Breaking Off‑Policy Shift: Bengio’s TBA Decouples Sampling and Learning for 50× Faster LLM RL
Trajectory Balance with Asynchrony (TBA) separates sample generation (Searcher) from model updates (Trainer), uses a trajectory‑balance objective to incorporate off‑policy data, and achieves up to 50× speedup in large‑model RL post‑training while preserving or improving performance on math reasoning, preference fine‑tuning, and red‑team tasks.
Problem Background
LLM post‑training with on‑policy reinforcement learning (PPO, RLOO, GRPO) is limited by token‑by‑token rollout generation; the trainer must wait for rollouts, and after each policy update the collected trajectories become off‑policy, reducing data reuse.
Architecture (TBA)
Trajectory Balance with Asynchrony (TBA) decouples exploration and learning into two pipelines.
Searcher : keeps a slightly stale copy of the model, samples prompts from a replay buffer, generates full‑length responses, and stores them locally.
Trainer : continuously draws batches from a global replay buffer and updates the policy without waiting for rollouts.
Every k optimization steps the Trainer broadcasts its latest weights to all Searchers and merges the Searchers’ local buffers into the global buffer. This periodic synchronization limits policy drift and improves cluster utilization.
Trajectory‑Balance Objective
TBA adopts the Trajectory Balance (TB) objective from GFlowNets, which is off‑policy by construction: any trajectory can be used provided the sampling distribution has full support. The implementation uses the VarGrad TB variant that estimates a reward for multiple responses to the same prompt, avoiding a separate density‑model. When data are on‑policy the loss reduces to a REINFORCE‑like form with a mean baseline; in the asynchronous off‑policy regime it remains stable, unlike importance‑sampling corrections used by traditional on‑policy methods.
Dynamic Replay‑Buffer Sampling (MOP)
To avoid wasteful random sampling and mode collapse from pure reward‑based priority sampling, TBA introduces a mixed‑sampling scheme called Most‑On‑Policy Probability (MOP). For each batch:
With probability m , select trajectories that entered the buffer during the most recent synchronization (closest to the current policy).
With probability 1‑m , sample from the entire buffer using a softmax over reward scores combined with uniform sampling, preserving diversity.
Experimental Evaluation
Three post‑training tasks were evaluated on a 4 × A100 cluster.

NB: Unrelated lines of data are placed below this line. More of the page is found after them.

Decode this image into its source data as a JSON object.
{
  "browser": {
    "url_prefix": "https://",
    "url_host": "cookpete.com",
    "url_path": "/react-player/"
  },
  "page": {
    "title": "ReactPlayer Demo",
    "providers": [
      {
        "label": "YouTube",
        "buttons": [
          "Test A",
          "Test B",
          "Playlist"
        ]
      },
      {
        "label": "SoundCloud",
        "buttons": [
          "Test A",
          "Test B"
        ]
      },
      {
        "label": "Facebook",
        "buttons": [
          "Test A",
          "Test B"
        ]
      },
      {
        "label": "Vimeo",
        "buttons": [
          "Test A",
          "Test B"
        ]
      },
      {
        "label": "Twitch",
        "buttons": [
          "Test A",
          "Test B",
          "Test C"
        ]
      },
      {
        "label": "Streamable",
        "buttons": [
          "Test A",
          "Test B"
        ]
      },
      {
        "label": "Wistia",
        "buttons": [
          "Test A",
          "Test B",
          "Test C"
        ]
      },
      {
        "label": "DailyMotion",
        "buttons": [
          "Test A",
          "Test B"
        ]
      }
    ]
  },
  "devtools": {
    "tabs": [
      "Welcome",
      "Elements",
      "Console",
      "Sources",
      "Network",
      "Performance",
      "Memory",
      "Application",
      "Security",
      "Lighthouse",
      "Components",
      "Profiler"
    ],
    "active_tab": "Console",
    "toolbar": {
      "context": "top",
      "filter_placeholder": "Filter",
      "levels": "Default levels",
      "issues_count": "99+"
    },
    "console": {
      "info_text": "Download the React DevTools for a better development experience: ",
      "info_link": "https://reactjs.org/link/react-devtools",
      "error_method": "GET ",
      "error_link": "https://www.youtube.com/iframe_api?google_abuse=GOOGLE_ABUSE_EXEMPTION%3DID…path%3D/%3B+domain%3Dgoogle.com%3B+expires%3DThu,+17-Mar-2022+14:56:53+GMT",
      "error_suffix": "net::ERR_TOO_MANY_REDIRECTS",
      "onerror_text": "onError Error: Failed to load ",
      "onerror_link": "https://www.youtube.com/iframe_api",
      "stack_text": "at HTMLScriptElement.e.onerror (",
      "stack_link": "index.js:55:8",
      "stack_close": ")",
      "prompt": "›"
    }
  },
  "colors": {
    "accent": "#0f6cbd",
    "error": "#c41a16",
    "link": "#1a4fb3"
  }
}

Mathematical reasoning (GSM8K) : wall‑clock time reduced by ≈ 50× relative to VinePPO; Pass@1 accuracy increased by 1.2–1.8 %.
Preference fine‑tuning (TL;DR summarisation) : achieved a superior Pareto front between KL‑regularised perplexity and win‑rate, yielding higher‑quality summaries at lower compute cost.
Automatic red‑team attacks (sparse‑reward) : wall‑clock time shortened by up to 7× compared with a non‑distributed synchronous GFlowNet baseline; increasing the number of Searchers consistently raised attack success rate and prompt diversity.
Ablation on GSM8K showed that increasing the number of responses per query (e.g., K = 20 → K = 40) lowers gradient variance and improves stability. A simplified variant TBA′ (based on PRIME‑RL) was tested on Qwen 2.5 7B for the MATH benchmark; TBA′ remained stable under a 10‑step off‑policy setting where Dr. GRPO exhibited noticeable oscillations.
Discussion
Using a trajectory‑level objective introduces higher gradient variance, which the authors mitigate by aggregating more responses per query. Consequently, TBA imposes stricter requirements on batch construction and sampling strategies.
References
Paper: Trajectory Balance with Asynchrony: Decoupling Exploration and Learning for Fast, Scalable LLM Post‑Training , arXiv:2503.18929.